Tout le monde m’a beaucoup soutenu ! Mon mari le premier et tout le reste de ma famille. Au début, pour eux, c’était un choix étrange car, bien que nous habitions sur les bords du lagon, nous étions plutôt tournés vers la terre, vers les plantations. La mer restait un endroit où nous allions pêcher, ramasser des coquillages sur le platier mais assez éloignés de nous finalement. De plus, culturellement, il y a des endroits où nous ne devons pas aller car ce sont des endroits tabous, avec des animaux totem comme les requins… 

Comme je fais des photographies sous-marines, j’ai commencé à leur montrer les clichés de mes plongées. Petit à petit, ils ont aussi découvert la beauté du monde du grand bleu, ils ont pu voir les requins en photos, les poissons, les couleurs etc. Leurs appréhensions est partie grâce à ça et leur perception de l’environnement marin a vraiment changé ! Maintenant c’est presque « banal » pour eux quand je leur montre un requin en photo ! 

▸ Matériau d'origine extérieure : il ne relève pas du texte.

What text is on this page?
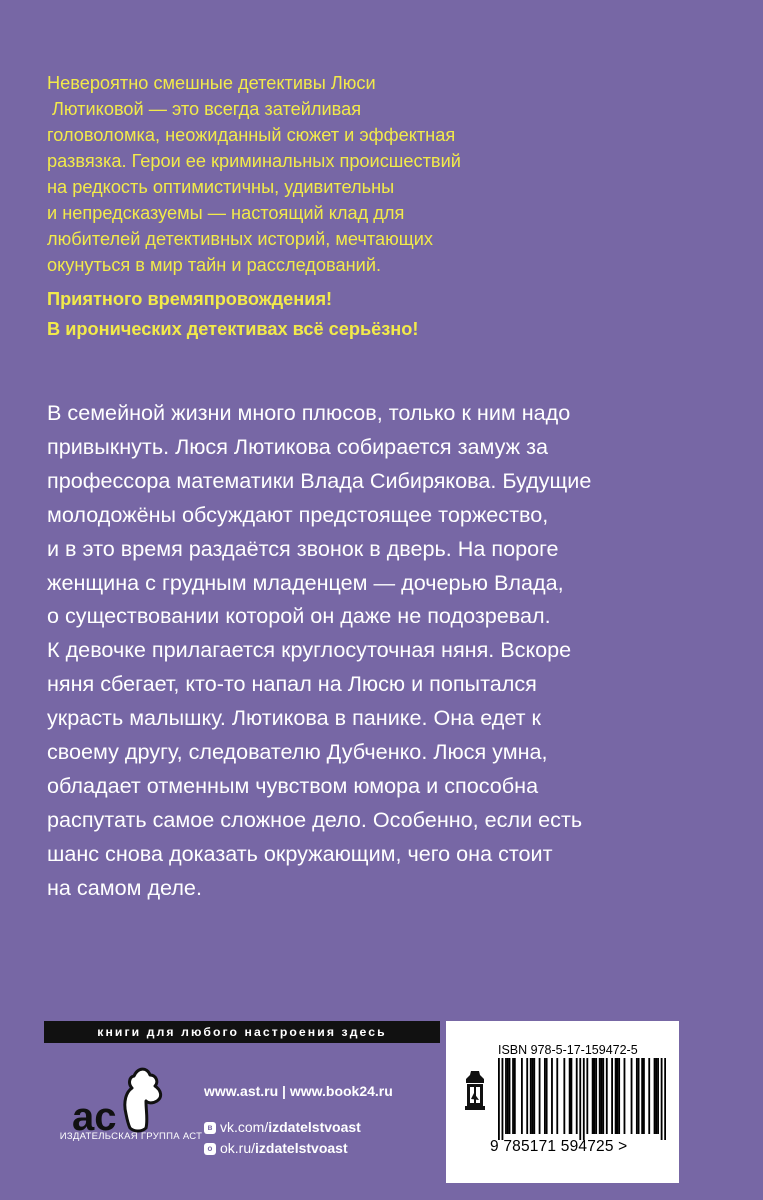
Невероятно смешные детективы Люси

Лютиковой — это всегда затейливая

головоломка, неожиданный сюжет и эффектная

развязка. Герои ее криминальных происшествий

на редкость оптимистичны, удивительны

и непредсказуемы — настоящий клад для

любителей детективных историй, мечтающих

окунуться в мир тайн и расследований.

Приятного времяпровождения!

В иронических детективах всё серьёзно!

В семейной жизни много плюсов, только к ним надо

привыкнуть. Люся Лютикова собирается замуж за

профессора математики Влада Сибирякова. Будущие

молодожёны обсуждают предстоящее торжество,

и в это время раздаётся звонок в дверь. На пороге

женщина с грудным младенцем — дочерью Влада,

о существовании которой он даже не подозревал.

К девочке прилагается круглосуточная няня. Вскоре

няня сбегает, кто-то напал на Люсю и попытался

украсть малышку. Лютикова в панике. Она едет к

своему другу, следователю Дубченко. Люся умна,

обладает отменным чувством юмора и способна

распутать самое сложное дело. Особенно, если есть

шанс снова доказать окружающим, чего она стоит

на самом деле.

книги для любого настроения здесь
ас
ИЗДАТЕЛЬСКАЯ ГРУППА АСТ
www.ast.ru | www.book24.ru
в vk.com/ izdatelstvoast
о ok.ru/ izdatelstvoast
ISBN 978-5-17-159472-5
9 785171 594725 >
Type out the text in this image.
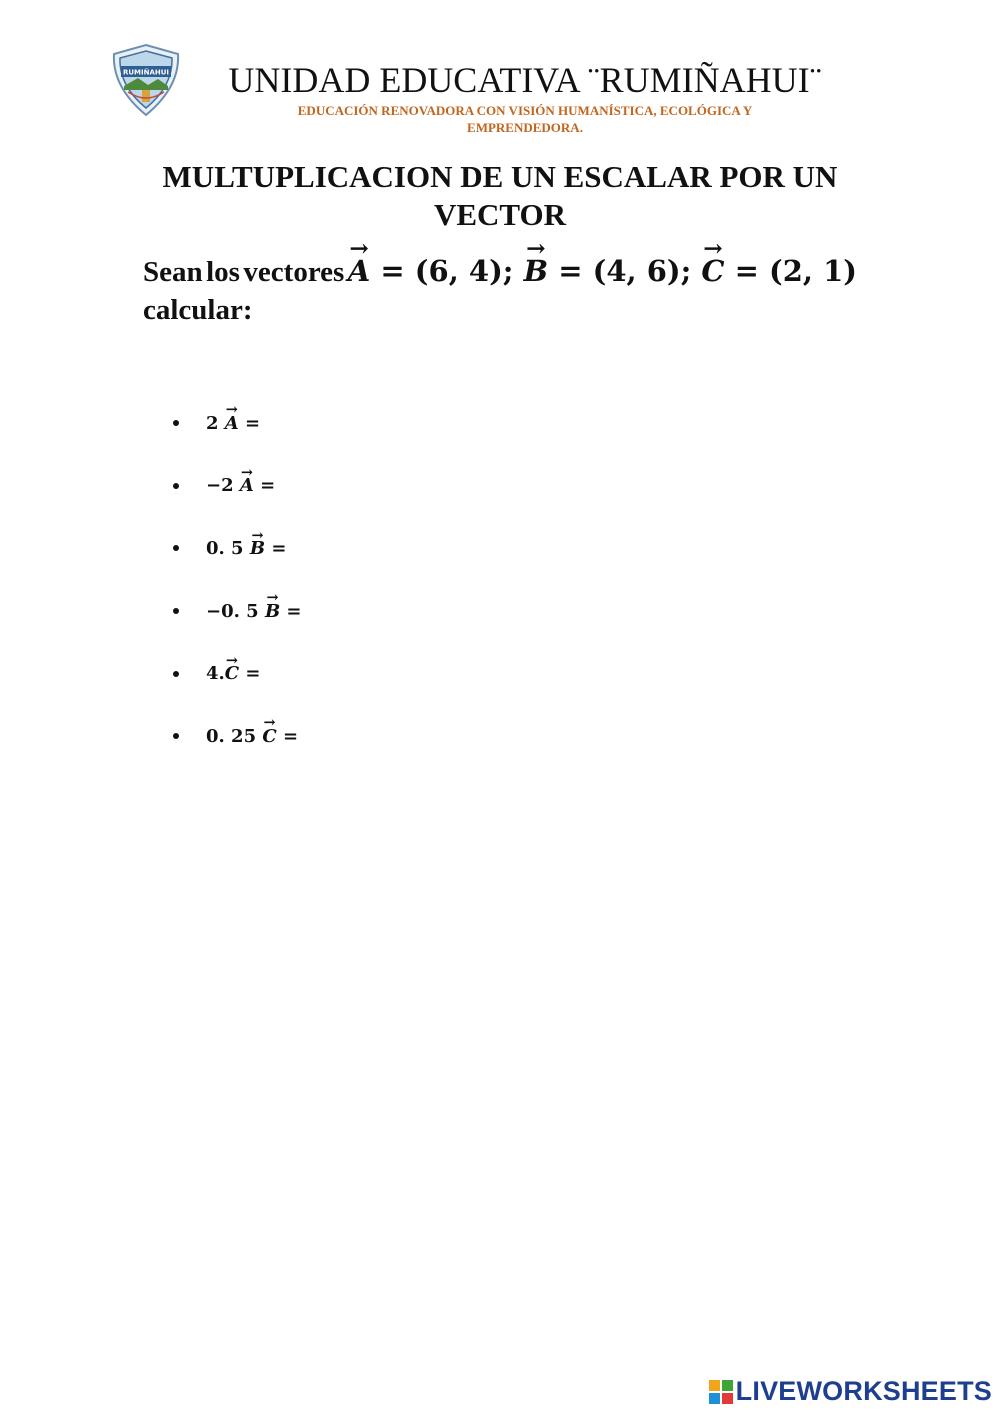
RUMIÑAHUI	UNIDAD EDUCATIVA ¨RUMIÑAHUI¨
EDUCACIÓN RENOVADORA CON VISIÓN HUMANÍSTICA, ECOLÓGICA Y EMPRENDEDORA.
MULTUPLICACION DE UN ESCALAR POR UN VECTOR
Sean los vectores → A = (6, 4); → B = (4, 6); → C = (2, 1)
calcular:
2 → A =
−2 → A =
0. 5 → B =
−0. 5 → B =
4.→ C =
0. 25 → C =
LIVEWORKSHEETS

Dès que je peux, je les emmène avec moi en mer pour leur montrer directement. Notre rapport à la mer est très profond, très ancestral. Il faut toujours que je jette un petit truc dans l’eau pour dire que j’arrive, que je ne suis pas en terrain conquis. Mon lieu avec la mer a fortement évolué pendant toutes ces années. Je pense que j’avais un peu d’appréhension au début… En côtoyant les fonds tous les jours, je me suis vite apaisée face à la beauté des écosystèmes et l’équilibre qui lie tous ces animaux.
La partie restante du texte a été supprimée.